It is concluded that a hadronic source scenario in which runaway CRs from the SNR Kes 78 illuminate a molecular cloud can currently not be ruled out. The inconclusive spectral data may motivate a more detailed analysis and possibly further observations with current-generation Cherenkov telescopes.

7.5. HESS J1634−472

HESS J1634−472 is cataloged as an unidentified source in the HGPS without further discussion (Abdalla et al. 2018). The source was also detected in a previous survey of the inner Galaxy with HESS (Aharonian et al. 2006a). Here, the SNR G337.2+0.1 and a source of X-rays are found to be within 0.2° of HESS J1634−472 but no association is claimed. Acero et al. (2013) discuss a detection of the source with Fermi/LAT and find that there is no counterpart pulsar in this region which is energetic enough to power the γ-ray source HESS J1634−472.

No further public TeV γ-ray data are available for this source. The interesting constraint on Ecut,  h >  108 TeV at 90% CL derived from the analysis of HGPS data above may motivate a dedicated re-analysis of the HESS data and possibly a deeper exposure of the source.

8. Conclusion

Five γ-ray sources are found in the HGPS catalog for which the maximal energy of accelerated particles is at least 100 TeV in a hadronic model. For at least three of these sources, a hadronic scenario for the γ-ray emission is plausible, that is, as a result of the interaction of runaway CRs with a molecular cloud. One of the Pevatron candidates found in the HGPS is MGRO J1908+06. The γ-ray spectrum of this source extends to at least Ecut,  γ = 30 TeV without indication of a cutoff. The lower limit on Ecut,  γ for this source is a factor of almost two larger than previous results. A break ΔΓ >  0.5 for this γ-ray source can be ruled out at 90% CL in the energy range between 1 and 10 TeV.

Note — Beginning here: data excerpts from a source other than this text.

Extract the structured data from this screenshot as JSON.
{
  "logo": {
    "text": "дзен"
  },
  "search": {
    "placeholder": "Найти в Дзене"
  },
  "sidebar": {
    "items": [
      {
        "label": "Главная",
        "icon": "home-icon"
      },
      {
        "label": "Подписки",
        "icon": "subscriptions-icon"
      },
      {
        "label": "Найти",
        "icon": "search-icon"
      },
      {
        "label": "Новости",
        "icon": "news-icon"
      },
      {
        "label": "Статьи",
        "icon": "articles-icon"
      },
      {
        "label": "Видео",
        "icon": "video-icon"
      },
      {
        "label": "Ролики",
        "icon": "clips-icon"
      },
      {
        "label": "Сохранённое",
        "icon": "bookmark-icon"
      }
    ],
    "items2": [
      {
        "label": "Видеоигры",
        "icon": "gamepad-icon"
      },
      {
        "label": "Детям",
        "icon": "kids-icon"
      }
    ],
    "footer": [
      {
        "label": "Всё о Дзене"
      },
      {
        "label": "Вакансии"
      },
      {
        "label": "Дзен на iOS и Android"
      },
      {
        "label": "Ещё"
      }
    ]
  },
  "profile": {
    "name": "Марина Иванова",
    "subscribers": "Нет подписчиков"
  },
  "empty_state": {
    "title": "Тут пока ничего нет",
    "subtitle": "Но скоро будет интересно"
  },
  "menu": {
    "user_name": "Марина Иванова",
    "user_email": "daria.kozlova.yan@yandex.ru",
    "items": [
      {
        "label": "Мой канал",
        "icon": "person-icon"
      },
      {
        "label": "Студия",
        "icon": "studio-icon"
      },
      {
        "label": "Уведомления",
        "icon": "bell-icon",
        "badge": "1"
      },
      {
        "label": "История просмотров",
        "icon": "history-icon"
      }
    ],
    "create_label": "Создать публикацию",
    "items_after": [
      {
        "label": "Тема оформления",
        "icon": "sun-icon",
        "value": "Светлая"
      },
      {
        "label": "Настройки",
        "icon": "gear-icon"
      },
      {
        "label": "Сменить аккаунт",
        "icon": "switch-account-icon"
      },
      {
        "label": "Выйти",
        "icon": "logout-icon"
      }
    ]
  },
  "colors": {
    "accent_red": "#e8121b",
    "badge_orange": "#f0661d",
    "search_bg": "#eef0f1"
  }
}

The search presented in this work can only find Pevatron candidates. A conclusive identification must be performed with data from neutrino telescopes (Aartsen et al. 2017a) or γ-ray data around and above 100 TeV. The extended air shower array HAWC (DeYoung 2012), now operating for more than 3 years, can add spectral γ-ray data at a few tens of TeV. An improved sensitivity and higher energies will be accessible with the upcoming γ-ray detectors, for example the Cherenkov Telescope Array (CTA; The CTA Consortium 2011) and the Large High Altitude Air Shower Observatory (LHAASO; Sciascio 2016). Finally, the development of new experimental techniques, such as for the Tunka Advanced Instrument for Gamma-ray and Cosmic ray Astrophysics (TAIGA; Tluczykont et al. 2014), will help to identify Galactic Pevatrons, thereby aiding the quest for the origin of cosmic rays.

Acknowledgments

The author acknowledges financial support by the German Ministry for Education and Research (BMBF).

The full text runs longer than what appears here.